If only you had managed to hold on just a bit longer.

Then he got into the car and drove back across Lidingö Bridge on his way to see Bengt Nordwall, who now lived in Eriksberg, some twenty-odd kilometres south of the city. Ewert was driving far too fast and suddenly saw himself, as he often did, behind the wheel of another kind of car. The police van he had been in charge of twenty-five years ago.

He had spotted Lang on the pavement, just ahead of the van; he knew that he was wanted, so he did what they had done so many times before, drove up alongside the running man while Bengt pulled the door back and Anni, who was sitting nearest the door, grabbed hold of Lang and shouted that he was under arrest, as she was supposed to do.

She was sitting in that seat, nearest the door.

That was why Jochum Lang had been able to drag her out.

Ewert blinked and swung off the road for a moment, away from the queue of stressed morning commuters. He switched off the engine and sat very still until the pictures faded from his mind. In recent years, the same thing happened every time he visited her, the memory pounding inside his head, making it hard to breathe. He stayed where he was for a while, ignoring the idiots with their horns, just waited until he was ready.

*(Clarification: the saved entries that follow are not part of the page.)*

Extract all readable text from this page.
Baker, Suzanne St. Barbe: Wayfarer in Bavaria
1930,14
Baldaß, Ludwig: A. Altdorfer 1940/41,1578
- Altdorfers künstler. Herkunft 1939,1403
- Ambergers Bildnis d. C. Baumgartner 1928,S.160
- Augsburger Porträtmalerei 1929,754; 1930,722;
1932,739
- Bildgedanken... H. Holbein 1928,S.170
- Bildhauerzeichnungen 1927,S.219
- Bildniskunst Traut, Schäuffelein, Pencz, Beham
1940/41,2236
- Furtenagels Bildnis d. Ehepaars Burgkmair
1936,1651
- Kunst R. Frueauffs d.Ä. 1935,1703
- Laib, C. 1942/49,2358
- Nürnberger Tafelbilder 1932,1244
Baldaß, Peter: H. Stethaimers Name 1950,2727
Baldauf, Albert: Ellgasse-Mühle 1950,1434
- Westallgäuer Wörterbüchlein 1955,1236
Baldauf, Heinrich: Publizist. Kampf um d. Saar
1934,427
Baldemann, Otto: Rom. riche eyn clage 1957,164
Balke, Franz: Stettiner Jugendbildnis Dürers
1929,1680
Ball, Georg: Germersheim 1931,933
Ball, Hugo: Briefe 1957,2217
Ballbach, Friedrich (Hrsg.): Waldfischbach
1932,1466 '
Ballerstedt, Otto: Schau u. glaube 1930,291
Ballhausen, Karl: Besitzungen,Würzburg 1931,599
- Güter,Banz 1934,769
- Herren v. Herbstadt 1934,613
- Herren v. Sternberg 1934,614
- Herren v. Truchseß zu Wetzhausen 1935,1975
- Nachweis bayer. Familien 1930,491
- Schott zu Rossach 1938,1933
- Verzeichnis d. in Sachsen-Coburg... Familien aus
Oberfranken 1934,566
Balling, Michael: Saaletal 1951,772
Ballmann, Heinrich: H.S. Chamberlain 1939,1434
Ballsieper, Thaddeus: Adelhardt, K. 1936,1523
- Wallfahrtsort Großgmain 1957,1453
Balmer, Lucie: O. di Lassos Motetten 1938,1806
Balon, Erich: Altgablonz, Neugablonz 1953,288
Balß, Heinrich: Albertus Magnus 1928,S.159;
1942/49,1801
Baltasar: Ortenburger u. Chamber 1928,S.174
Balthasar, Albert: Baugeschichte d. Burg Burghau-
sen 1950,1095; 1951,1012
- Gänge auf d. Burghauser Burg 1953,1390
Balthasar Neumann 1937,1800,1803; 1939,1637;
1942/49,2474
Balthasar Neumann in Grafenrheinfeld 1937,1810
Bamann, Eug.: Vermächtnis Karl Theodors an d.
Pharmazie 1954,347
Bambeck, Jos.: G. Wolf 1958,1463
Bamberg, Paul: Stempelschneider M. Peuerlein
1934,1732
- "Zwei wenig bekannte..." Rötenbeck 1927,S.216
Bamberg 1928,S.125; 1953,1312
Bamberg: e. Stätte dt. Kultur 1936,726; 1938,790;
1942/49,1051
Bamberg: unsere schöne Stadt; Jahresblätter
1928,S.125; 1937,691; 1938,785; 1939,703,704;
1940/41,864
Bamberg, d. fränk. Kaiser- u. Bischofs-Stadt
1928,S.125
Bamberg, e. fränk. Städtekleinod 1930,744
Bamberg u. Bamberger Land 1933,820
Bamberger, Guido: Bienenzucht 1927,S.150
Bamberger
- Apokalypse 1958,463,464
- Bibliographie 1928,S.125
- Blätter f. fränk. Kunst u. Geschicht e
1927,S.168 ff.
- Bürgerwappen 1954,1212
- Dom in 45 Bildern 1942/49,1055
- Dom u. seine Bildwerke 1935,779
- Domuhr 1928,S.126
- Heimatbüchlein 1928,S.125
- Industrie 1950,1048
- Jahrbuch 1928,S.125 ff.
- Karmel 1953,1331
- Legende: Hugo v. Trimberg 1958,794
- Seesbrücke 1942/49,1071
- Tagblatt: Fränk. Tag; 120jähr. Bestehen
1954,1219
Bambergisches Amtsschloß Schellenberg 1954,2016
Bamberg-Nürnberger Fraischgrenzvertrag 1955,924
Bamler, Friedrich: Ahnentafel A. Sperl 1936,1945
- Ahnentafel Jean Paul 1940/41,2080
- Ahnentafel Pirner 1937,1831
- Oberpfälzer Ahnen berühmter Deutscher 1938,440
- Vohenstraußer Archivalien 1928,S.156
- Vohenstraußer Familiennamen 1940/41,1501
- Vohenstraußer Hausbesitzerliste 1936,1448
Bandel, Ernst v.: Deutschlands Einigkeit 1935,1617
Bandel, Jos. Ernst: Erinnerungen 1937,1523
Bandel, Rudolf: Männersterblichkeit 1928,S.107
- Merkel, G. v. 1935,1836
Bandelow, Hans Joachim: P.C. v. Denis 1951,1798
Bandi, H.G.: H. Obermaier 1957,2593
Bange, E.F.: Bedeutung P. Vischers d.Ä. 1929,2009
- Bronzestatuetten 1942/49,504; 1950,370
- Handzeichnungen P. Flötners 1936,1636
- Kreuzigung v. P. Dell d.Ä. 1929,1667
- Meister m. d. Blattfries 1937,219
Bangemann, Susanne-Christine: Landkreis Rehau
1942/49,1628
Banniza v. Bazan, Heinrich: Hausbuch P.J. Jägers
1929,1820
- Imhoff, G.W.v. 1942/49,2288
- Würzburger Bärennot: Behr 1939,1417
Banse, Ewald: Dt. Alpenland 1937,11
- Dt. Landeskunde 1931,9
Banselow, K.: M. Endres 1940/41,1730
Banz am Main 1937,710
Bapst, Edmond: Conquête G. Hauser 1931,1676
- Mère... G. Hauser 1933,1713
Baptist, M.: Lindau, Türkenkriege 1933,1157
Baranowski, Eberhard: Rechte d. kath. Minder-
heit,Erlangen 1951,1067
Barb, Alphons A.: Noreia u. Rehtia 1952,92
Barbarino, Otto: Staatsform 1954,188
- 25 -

A quarter of an hour later he pulled up outside his friend’s home.

They met in the narrow suburban street, stood together and got wet while staring up at the sky.

Neither of them smiled very often; it could be their age, or maybe they had always been the kind who rarely smile. But the impenetrable greyness and the wind and the pouring rain were too much; you had to smile because there was nothing else you could do.